The gun’s finish shouldn’t be a deal breaker. However, Glock’s Tenifer, H&K’s H.E. or Smith & Wesson’s Melonite will make your life much easier when it comes to maintenance. A pistol that is carried every day will be exposed to sweat and these sort of finishes offer far greater protection than conventional blued steel or even many alloys of stainless steel.

I would also strongly recommend that a pistol chosen for self defence should have a secured firing pin. Most mainstream quality pistols will have a firing pin block designed to make the pistol drop safe. A pistol carried every day will possibly get dropped and knocked around. Many older designs may not contain this device and, if dropped, could potentially fire which is something we should avoid.


The above are just the key points which I believe should be looked at when considering a pistol for self defence. In this country guns are expensive and if you make a decision that you aren’t happy with, you will have a difficult time correcting it.
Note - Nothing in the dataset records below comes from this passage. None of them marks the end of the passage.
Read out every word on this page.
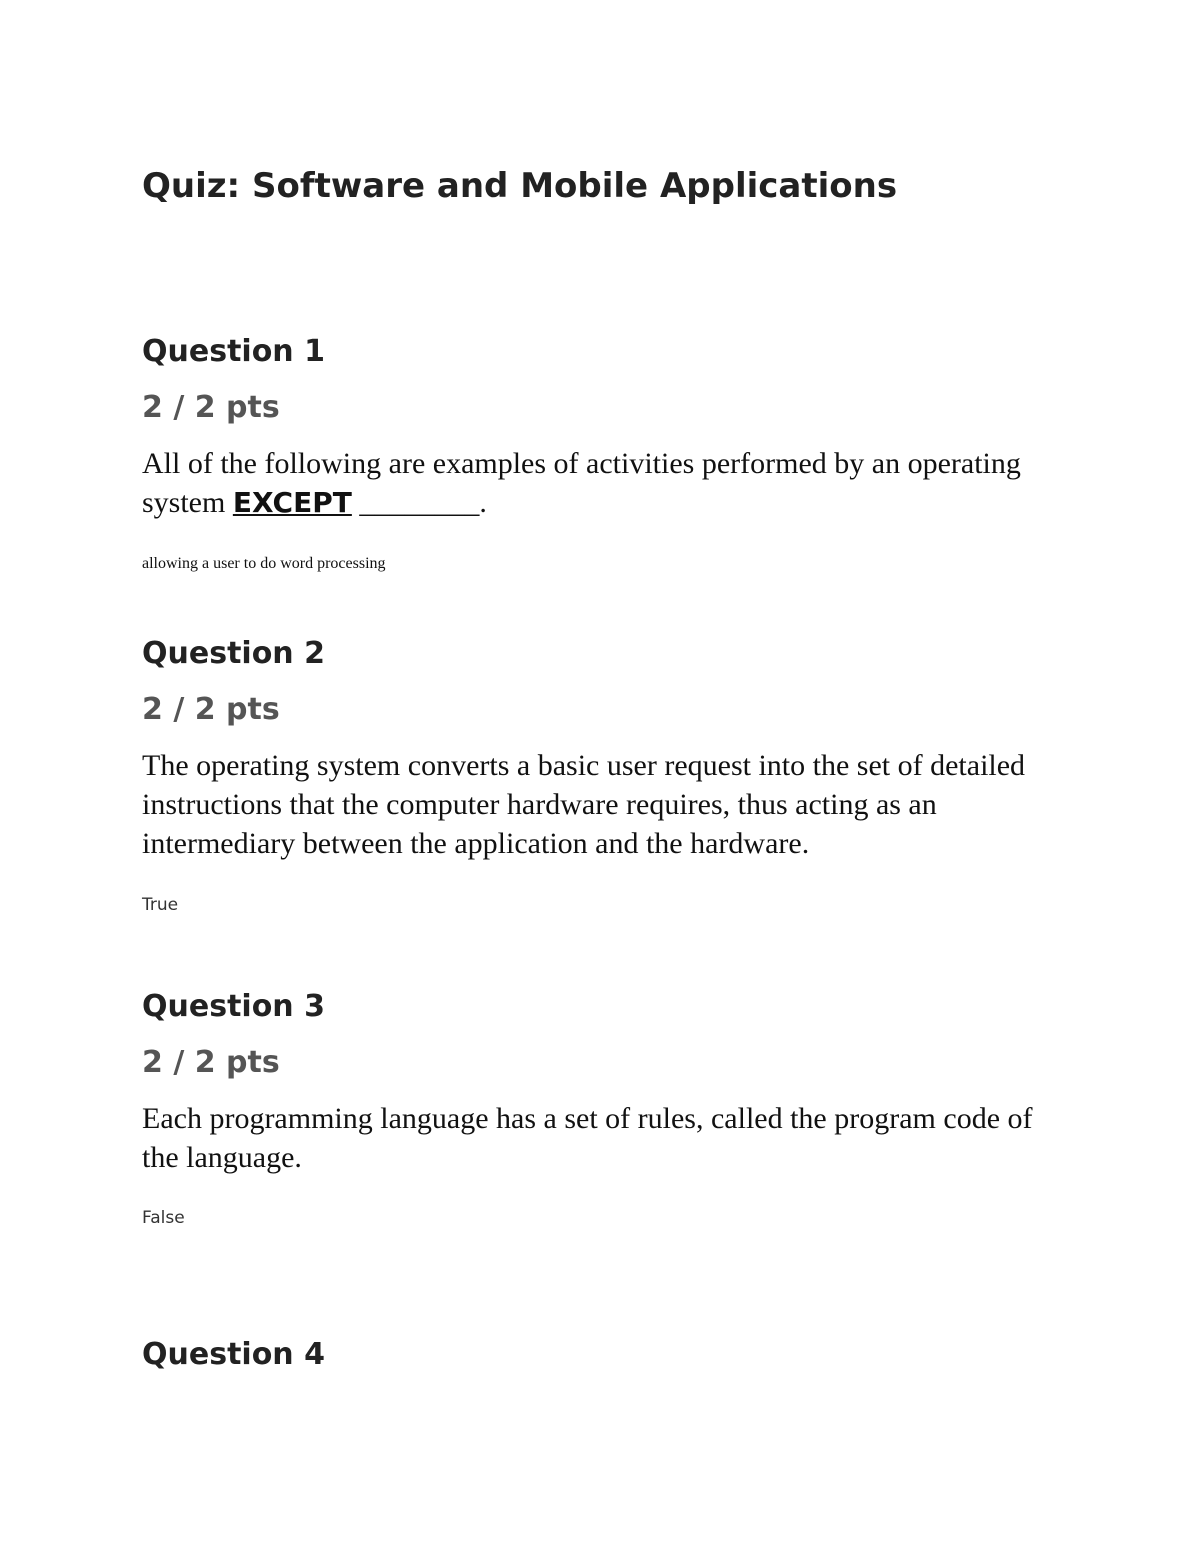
Quiz: Software and Mobile Applications
Question 1
2 / 2 pts

All of the following are examples of activities performed by an operating system EXCEPT ________.

allowing a user to do word processing
Question 2
2 / 2 pts

The operating system converts a basic user request into the set of detailed instructions that the computer hardware requires, thus acting as an intermediary between the application and the hardware.

True
Question 3
2 / 2 pts

Each programming language has a set of rules, called the program code of the language.

False
Question 4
If at all possible, try to shoot an example of the gun you intend buying and do as much research as possible. Gunsite.co.za is a wonderful resource for something like this and you should be able to get feedback from experienced people who can assist in this decision. If possible, try to find people who shoot large round counts through the pistol you are considering and if there aren’t any, there could be a reason for this.

Article by BigT, GunSite SA Forum Member.